Namun mitra ventura seperti Brian Buehling, yang juga direktur pelaksana di perusahaan teknologi Dakota Systems yang berbasis di Chicago, mengatakan bahwa momentum tersebut akan kembali setelah tahun 2024 ketika ada lebih banyak kejelasan mengenai lingkungan makro, seperti selesainya masa jabatan presiden AS. pemilu pada bulan November tahun depan.
“Saya tidak sepenuhnya antusias dengan kegiatan kesepakatan pada tahun 2023 karena investor AS menunggu stabilisasi ekonomi, terutama terkait masalah geopolitik dan kenaikan suku bunga yang menyebabkan biaya pinjaman lebih tinggi,” kata Buehling.
“Potensi pengembalian jangka pendek tidak optimis.”
Mudah-mudahan momentum akan kembali setelah tahun 2024 ketika ada kejelasan ekonomi global dan geopolitik, lanjutnya, namun “tidak ada kemajuan berarti” yang akan terlihat dalam 18 bulan ke depan.
Analisis keseluruhan yang dilakukan oleh GlobalData menunjukkan bahwa total 14,937 kesepakatan diumumkan di kawasan Asia-Pasifik dalam 11 bulan pertama tahun 2022, turun dari 15,831 kesepakatan pada periode yang sama tahun 2021.
“Masalah geopolitik sebagian besar berdampak pada aktivitas lintas batas,” kata analis utama GlobalData, Aurojyoti Bose.
“Sebagian besar sektor mencatat penurunan karena berkurangnya sentimen pembuatan kesepakatan di tengah kondisi yang bergejolak”, tambah Bose, termasuk peningkatan kasus virus corona di Tiongkok, menurut pernyataan GlobalData yang menyertai data tersebut.
Bose menambahkan bahwa sektor teknologi, yang biasanya menyumbang volume transaksi tertinggi di antara semua sektor, juga mencatat penurunan dalam 11 bulan pertama tahun 2022.
Perekonomian Tiongkok yang didorong oleh kebijakan telah memainkan peran besar dalam kemajuan teknologi di tengah pembatasan peraturan AS mengenai investasi di perusahaan-perusahaan Tiongkok dan penekanan Beijing pada swasembada dan inovasi teknologi, menurut Michael Ignatius Ho, direktur Asia di perusahaan modal ventura terbesar Israel. platform OurCrowd.
“Perkembangan teknologi di negara ini akan didasarkan pada investasi yang dipimpin pemerintah dan modal swasta akan mengikuti langkah kebijakan tersebut,” kata Ho.

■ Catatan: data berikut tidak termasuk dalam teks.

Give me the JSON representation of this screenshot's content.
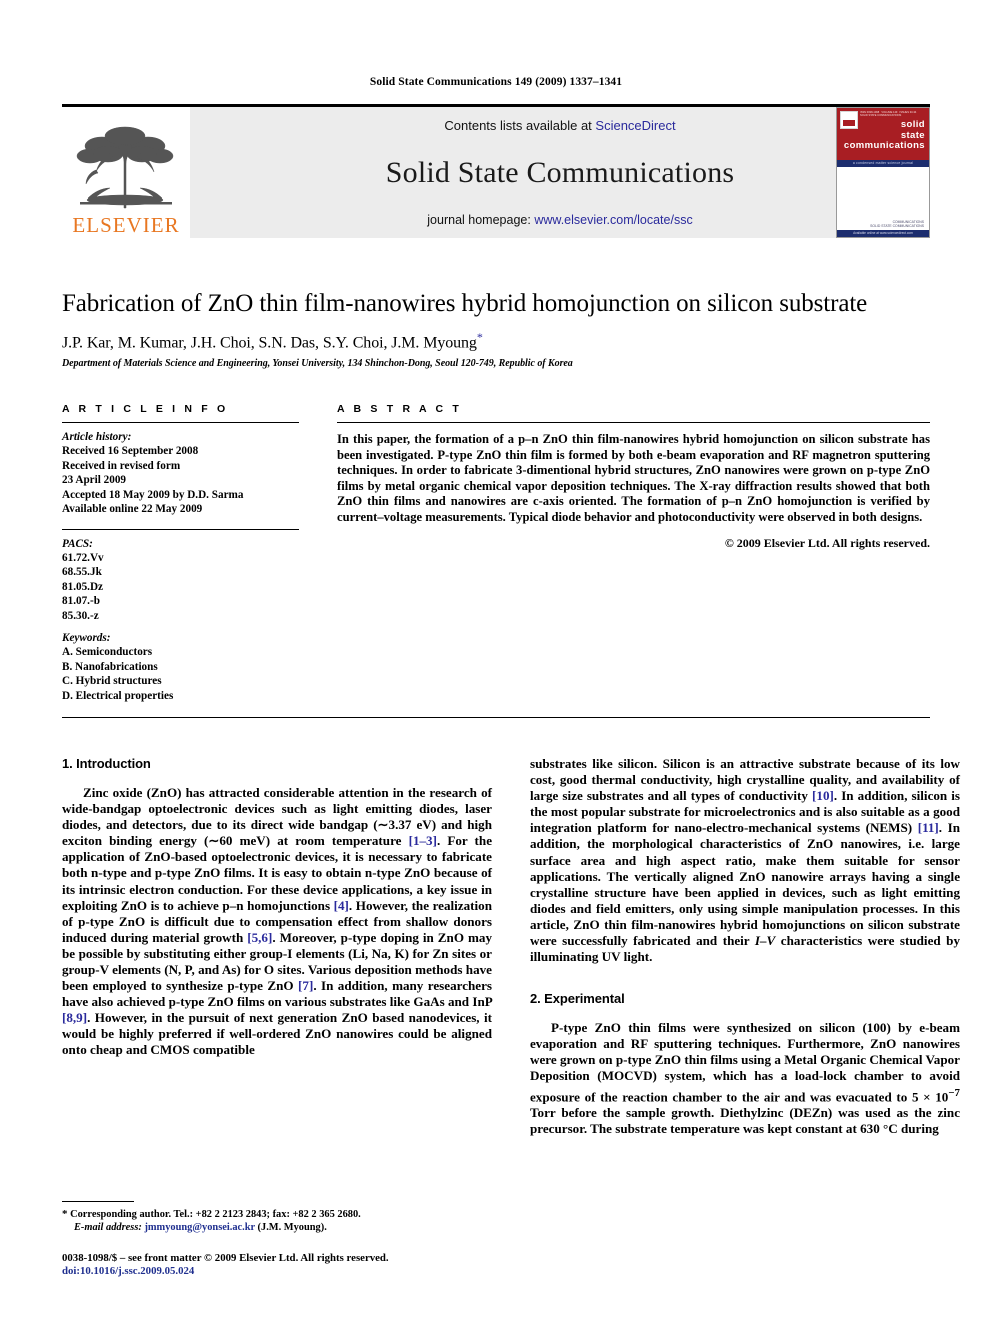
{
  "running_head": "Solid State Communications 149 (2009) 1337–1341",
  "header": {
    "contents_prefix": "Contents lists available at ",
    "sciencedirect": "ScienceDirect",
    "journal_title": "Solid State Communications",
    "homepage_label": "journal homepage: ",
    "homepage_url": "www.elsevier.com/locate/ssc",
    "publisher_logo_text": "ELSEVIER",
    "cover": {
      "line1": "solid",
      "line2": "state",
      "line3": "communications",
      "tagline": "a condensed matter science journal",
      "footer_line1": "COMMUNICATIONS",
      "footer_line2": "SOLID STATE COMMUNICATIONS",
      "bottom_bar": "Available online at www.sciencedirect.com"
    }
  },
  "article": {
    "title": "Fabrication of ZnO thin film-nanowires hybrid homojunction on silicon substrate",
    "authors": "J.P. Kar, M. Kumar, J.H. Choi, S.N. Das, S.Y. Choi, J.M. Myoung",
    "author_star": "*",
    "affiliation": "Department of Materials Science and Engineering, Yonsei University, 134 Shinchon-Dong, Seoul 120-749, Republic of Korea"
  },
  "info": {
    "section_label": "A R T I C L E   I N F O",
    "history_heading": "Article history:",
    "history": [
      "Received 16 September 2008",
      "Received in revised form",
      "23 April 2009",
      "Accepted 18 May 2009 by D.D. Sarma",
      "Available online 22 May 2009"
    ],
    "pacs_heading": "PACS:",
    "pacs": [
      "61.72.Vv",
      "68.55.Jk",
      "81.05.Dz",
      "81.07.-b",
      "85.30.-z"
    ],
    "keywords_heading": "Keywords:",
    "keywords": [
      "A. Semiconductors",
      "B. Nanofabrications",
      "C. Hybrid structures",
      "D. Electrical properties"
    ]
  },
  "abstract": {
    "section_label": "A B S T R A C T",
    "text": "In this paper, the formation of a p–n ZnO thin film-nanowires hybrid homojunction on silicon substrate has been investigated. P-type ZnO thin film is formed by both e-beam evaporation and RF magnetron sputtering techniques. In order to fabricate 3-dimentional hybrid structures, ZnO nanowires were grown on p-type ZnO films by metal organic chemical vapor deposition techniques. The X-ray diffraction results showed that both ZnO thin films and nanowires are c-axis oriented. The formation of p–n ZnO homojunction is verified by current–voltage measurements. Typical diode behavior and photoconductivity were observed in both designs.",
    "copyright": "© 2009 Elsevier Ltd. All rights reserved."
  },
  "body": {
    "intro_heading": "1. Introduction",
    "intro_p1_a": "Zinc oxide (ZnO) has attracted considerable attention in the research of wide-bandgap optoelectronic devices such as light emitting diodes, laser diodes, and detectors, due to its direct wide bandgap (∼3.37 eV) and high exciton binding energy (∼60 meV) at room temperature ",
    "intro_ref_1_3": "[1–3]",
    "intro_p1_b": ". For the application of ZnO-based optoelectronic devices, it is necessary to fabricate both n-type and p-type ZnO films. It is easy to obtain n-type ZnO because of its intrinsic electron conduction. For these device applications, a key issue in exploiting ZnO is to achieve p–n homojunctions ",
    "intro_ref_4": "[4]",
    "intro_p1_c": ". However, the realization of p-type ZnO is difficult due to compensation effect from shallow donors induced during material growth ",
    "intro_ref_5_6": "[5,6]",
    "intro_p1_d": ". Moreover, p-type doping in ZnO may be possible by substituting either group-I elements (Li, Na, K) for Zn sites or group-V elements (N, P, and As) for O sites. Various deposition methods have been employed to synthesize p-type ZnO ",
    "intro_ref_7": "[7]",
    "intro_p1_e": ". In addition, many researchers have also achieved p-type ZnO films on various substrates like GaAs and InP ",
    "intro_ref_8_9": "[8,9]",
    "intro_p1_f": ". However, in the pursuit of next generation ZnO based nanodevices, it would be highly preferred if well-ordered ZnO nanowires could be aligned onto cheap and CMOS compatible",
    "right_p1_a": "substrates like silicon. Silicon is an attractive substrate because of its low cost, good thermal conductivity, high crystalline quality, and availability of large size substrates and all types of conductivity ",
    "right_ref_10": "[10]",
    "right_p1_b": ". In addition, silicon is the most popular substrate for microelectronics and is also suitable as a good integration platform for nano-electro-mechanical systems (NEMS) ",
    "right_ref_11": "[11]",
    "right_p1_c": ". In addition, the morphological characteristics of ZnO nanowires, i.e. large surface area and high aspect ratio, make them suitable for sensor applications. The vertically aligned ZnO nanowire arrays having a single crystalline structure have been applied in devices, such as light emitting diodes and field emitters, only using simple manipulation processes. In this article, ZnO thin film-nanowires hybrid homojunctions on silicon substrate were successfully fabricated and their ",
    "right_p1_iv": "I–V",
    "right_p1_d": " characteristics were studied by illuminating UV light.",
    "experimental_heading": "2. Experimental",
    "exp_p1_a": "P-type ZnO thin films were synthesized on silicon (100) by e-beam evaporation and RF sputtering techniques. Furthermore, ZnO nanowires were grown on p-type ZnO thin films using a Metal Organic Chemical Vapor Deposition (MOCVD) system, which has a load-lock chamber to avoid exposure of the reaction chamber to the air and was evacuated to 5 × 10",
    "exp_sup": "−7",
    "exp_p1_b": " Torr before the sample growth. Diethylzinc (DEZn) was used as the zinc precursor. The substrate temperature was kept constant at 630 °C during"
  },
  "footnotes": {
    "star": "*",
    "corresponding": " Corresponding author. Tel.: +82 2 2123 2843; fax: +82 2 365 2680.",
    "email_label": "E-mail address:",
    "email": " jmmyoung@yonsei.ac.kr",
    "email_suffix": " (J.M. Myoung).",
    "issn_line": "0038-1098/$ – see front matter © 2009 Elsevier Ltd. All rights reserved.",
    "doi_line": "doi:10.1016/j.ssc.2009.05.024"
  }
}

Secara keseluruhan, aktivitas kesepakatan akan terus melambat karena hubungan sensitif antara AS-Tiongkok pada tahun 2023, kata Hugh Chow, eksekutif global selama 30 tahun di bidang teknologi dan mitra di Radiant Tech Ventures yang berbasis di Greater Bay Area.
Selain itu, dia menjelaskan, kuatnya dolar AS juga akan terus menahan modal di AS hingga melemah.
“Investor di seluruh dunia tidak mempunyai alternatif selain menarik dan mempertahankan modal mereka di AS,” tambah Ho.
Suku bunga AS diperkirakan akan mencapai 5,1 persen pada tahun ini sebelum turun menjadi 4,1 persen pada tahun 2024 dan 3,1 persen pada tahun 2025.
Namun Ho, yang berpandangan relatif positif, mengatakan jumlah kesepakatan akan meningkat kembali pada tahun 2023 karena rendahnya basis perbandingan tahun lalu.
“Investor akan memulai kembali beberapa transaksi yang terhenti karena lockdown Covid-19 skala besar pada tahun lalu,” tambahnya.
“Bersama dengan lingkungan makroekonomi dengan tingkat suku bunga yang lebih tinggi (dan) pertumbuhan ekonomi yang lebih lambat, arus kesepakatan dan jumlah investasi tidak akan bisa mengejar tingkat sebelum Covid dalam waktu singkat.”
Meskipun ada kesuraman dalam jangka pendek, Chow dari Radiant Tech Ventures percaya bahwa Tiongkok akan terus menarik investor AS dalam jangka panjang karena pasarnya yang besar dan berkembang.
“Wajar jika uang mengalir ke mana pun yang memiliki imbal hasil menarik,” tambahnya.
Sebelum kebangkitan sentimen investasi di Tiongkok dimulai, investor Amerika akan mengalihkan fokus mereka ke negara-negara Asia lainnya, termasuk India, Indonesia dan Filipina, dalam 18 bulan ke depan karena pasar konsumen mereka yang besar dan berkembang, menurut Buehling.
“Yang lebih penting lagi, negara-negara ini memiliki biaya tenaga kerja yang rendah dan lingkungan peraturan yang dapat diprediksi, sehingga menjadikan negara-negara ini menarik bagi perusahaan yang ingin mendiversifikasi rantai pasokan mereka,” tambahnya.